第三者委設置に反対
2020年秋の菅義偉首相(当時)による日本学術会議会員の任命拒否問題から約2年半。今年10月に会員の半数が改選を迎えようとしている中、政府は今国会で、会員選考に際して第三者委員会を設置することなどを柱とする日本学術会議法改正案の提出を目指している。

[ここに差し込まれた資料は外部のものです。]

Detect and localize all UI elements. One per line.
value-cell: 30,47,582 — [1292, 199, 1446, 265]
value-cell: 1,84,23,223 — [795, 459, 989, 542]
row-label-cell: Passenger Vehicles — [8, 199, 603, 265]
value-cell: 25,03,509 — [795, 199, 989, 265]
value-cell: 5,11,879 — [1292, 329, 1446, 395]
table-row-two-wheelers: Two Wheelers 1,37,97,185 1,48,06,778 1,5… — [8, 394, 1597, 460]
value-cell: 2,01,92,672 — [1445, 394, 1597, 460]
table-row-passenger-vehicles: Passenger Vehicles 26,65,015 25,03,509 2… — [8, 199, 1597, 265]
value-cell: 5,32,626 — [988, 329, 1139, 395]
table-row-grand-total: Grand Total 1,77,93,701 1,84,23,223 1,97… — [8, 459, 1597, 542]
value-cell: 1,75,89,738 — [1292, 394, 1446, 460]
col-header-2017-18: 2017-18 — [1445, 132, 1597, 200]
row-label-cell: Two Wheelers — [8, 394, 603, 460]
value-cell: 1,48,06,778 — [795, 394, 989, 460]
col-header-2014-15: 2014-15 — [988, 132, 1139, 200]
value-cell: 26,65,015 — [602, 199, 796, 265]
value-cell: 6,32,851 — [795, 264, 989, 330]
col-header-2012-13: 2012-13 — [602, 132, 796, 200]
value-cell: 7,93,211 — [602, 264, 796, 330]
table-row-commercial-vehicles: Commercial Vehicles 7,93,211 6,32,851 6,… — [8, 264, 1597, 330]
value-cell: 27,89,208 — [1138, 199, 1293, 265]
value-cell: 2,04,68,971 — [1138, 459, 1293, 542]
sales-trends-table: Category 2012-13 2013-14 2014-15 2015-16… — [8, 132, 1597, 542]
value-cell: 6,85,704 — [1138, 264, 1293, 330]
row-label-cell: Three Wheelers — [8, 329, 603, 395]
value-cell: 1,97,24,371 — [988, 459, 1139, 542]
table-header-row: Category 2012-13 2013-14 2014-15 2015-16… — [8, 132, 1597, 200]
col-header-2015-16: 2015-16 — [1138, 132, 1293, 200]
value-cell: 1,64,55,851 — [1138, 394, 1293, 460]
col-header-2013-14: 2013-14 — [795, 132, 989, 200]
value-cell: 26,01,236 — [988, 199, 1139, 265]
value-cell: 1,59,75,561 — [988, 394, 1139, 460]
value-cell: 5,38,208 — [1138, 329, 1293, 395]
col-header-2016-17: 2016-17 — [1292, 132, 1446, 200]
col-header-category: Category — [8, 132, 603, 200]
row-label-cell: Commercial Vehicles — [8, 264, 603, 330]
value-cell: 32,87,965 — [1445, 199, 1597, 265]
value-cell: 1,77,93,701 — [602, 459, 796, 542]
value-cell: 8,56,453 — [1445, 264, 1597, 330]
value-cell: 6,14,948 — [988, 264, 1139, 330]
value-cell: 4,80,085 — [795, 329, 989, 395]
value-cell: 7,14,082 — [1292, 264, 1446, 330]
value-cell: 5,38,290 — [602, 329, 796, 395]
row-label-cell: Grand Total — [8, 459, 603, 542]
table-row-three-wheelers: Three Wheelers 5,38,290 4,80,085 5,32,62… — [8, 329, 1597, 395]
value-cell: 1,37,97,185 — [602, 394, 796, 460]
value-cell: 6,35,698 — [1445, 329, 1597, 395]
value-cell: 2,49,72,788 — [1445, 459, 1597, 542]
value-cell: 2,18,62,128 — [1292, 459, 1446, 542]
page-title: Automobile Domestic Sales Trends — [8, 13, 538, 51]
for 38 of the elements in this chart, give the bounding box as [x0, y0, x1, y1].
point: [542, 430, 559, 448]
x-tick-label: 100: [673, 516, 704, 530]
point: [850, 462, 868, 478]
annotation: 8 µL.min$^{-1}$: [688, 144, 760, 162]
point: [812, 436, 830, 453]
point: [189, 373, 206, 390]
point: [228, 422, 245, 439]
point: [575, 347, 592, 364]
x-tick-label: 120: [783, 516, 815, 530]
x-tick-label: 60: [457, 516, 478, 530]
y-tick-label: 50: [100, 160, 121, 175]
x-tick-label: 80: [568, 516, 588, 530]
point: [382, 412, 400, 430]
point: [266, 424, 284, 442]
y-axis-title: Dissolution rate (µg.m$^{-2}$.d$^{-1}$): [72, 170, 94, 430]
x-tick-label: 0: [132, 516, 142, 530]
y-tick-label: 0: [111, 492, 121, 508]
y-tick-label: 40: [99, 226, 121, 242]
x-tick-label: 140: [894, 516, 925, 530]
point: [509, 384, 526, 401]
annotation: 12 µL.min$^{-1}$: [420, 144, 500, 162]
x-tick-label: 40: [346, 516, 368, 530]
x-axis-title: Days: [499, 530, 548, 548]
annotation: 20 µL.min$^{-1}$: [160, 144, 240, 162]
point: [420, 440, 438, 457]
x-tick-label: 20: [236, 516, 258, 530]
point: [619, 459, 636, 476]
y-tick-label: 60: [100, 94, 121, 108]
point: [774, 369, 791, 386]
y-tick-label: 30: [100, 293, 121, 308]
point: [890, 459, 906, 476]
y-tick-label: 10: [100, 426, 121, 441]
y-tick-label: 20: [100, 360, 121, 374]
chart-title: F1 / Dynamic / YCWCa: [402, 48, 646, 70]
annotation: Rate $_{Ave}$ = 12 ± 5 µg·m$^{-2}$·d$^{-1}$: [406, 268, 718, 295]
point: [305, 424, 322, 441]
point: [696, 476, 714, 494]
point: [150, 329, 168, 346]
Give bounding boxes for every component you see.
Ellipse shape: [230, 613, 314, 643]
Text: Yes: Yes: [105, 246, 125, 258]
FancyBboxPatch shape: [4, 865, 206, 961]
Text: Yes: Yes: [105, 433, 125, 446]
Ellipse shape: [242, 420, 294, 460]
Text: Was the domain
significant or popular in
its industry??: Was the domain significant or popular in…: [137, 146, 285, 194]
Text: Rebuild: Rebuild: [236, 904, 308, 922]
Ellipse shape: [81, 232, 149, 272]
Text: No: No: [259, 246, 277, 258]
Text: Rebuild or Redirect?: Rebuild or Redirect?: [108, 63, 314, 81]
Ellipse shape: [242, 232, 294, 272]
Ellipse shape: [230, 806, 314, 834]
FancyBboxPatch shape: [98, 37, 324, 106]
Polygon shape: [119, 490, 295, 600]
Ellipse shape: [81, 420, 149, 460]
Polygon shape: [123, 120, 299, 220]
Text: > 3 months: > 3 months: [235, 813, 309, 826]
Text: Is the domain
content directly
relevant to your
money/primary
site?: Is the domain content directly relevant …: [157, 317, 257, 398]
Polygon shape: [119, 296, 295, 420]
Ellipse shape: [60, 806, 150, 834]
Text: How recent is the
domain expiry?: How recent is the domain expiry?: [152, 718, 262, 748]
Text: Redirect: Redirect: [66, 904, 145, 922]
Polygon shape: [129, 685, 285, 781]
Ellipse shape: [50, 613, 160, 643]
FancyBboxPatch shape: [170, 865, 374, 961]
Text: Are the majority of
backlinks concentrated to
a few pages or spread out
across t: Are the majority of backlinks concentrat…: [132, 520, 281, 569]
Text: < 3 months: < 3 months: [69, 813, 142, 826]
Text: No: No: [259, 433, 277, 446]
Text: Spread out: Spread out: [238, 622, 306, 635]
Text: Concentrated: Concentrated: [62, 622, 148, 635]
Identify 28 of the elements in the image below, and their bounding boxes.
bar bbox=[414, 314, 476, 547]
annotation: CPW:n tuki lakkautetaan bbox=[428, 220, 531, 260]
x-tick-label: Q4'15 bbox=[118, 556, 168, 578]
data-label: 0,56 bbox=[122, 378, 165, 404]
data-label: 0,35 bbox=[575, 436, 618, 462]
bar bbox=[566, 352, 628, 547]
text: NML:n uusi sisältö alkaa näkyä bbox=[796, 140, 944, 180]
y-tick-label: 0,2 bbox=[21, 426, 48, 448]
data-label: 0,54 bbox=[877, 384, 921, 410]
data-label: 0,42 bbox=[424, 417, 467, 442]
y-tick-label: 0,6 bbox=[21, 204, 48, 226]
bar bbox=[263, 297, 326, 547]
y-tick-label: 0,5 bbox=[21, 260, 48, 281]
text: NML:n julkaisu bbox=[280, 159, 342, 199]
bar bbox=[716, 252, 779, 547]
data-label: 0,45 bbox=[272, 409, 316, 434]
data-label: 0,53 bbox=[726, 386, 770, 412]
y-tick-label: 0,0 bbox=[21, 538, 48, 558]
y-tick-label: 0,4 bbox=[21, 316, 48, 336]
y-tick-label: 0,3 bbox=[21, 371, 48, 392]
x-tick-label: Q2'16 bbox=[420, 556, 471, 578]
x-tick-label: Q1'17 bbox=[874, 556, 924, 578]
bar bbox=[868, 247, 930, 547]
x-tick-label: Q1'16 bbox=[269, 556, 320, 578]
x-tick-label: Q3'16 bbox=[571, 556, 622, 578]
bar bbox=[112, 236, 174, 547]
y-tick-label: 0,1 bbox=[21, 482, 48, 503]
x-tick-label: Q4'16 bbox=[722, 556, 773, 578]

これに対し、学術会議側は「独立性を侵害する」と真っ向から反対している。
主要各紙は朝日、東京が社説でアカデミズムの独立性を旗印に法改正に反対し、読売が学術会議の意固地な姿勢をいさめる社論を張った。
朝日は先月15日付社説「学術会議のゆくえ 独立歪める改革は国の損失」で、「各国の学術会議に相当する組織は、政府から独立した活動や会員選考の自主性・独立性を備える。それを歪(ゆが)め、強引に政府の意向に従わせるのでは、権威主義国家のやり方と見まごうばかりだ」と、あたかもわが国がアカデミズムさえも独裁体制下に組み込んでいる中露や北朝鮮と同様の政治システムに堕していくかのような印象を与えている。
東京の2日付社説「学術会議と政府 知性の声に耳傾けねば」も「学術会議は過去に軍事研究に批判的な見解を示しているが、政府が『政治の力』でそれを否定すれば、学術の世界からの助言はまるで意味をなさなくなる。政府への批判を封じる意図なら独裁国家と同じ発想ではないか」と朝日と同様の頭脳構造だ。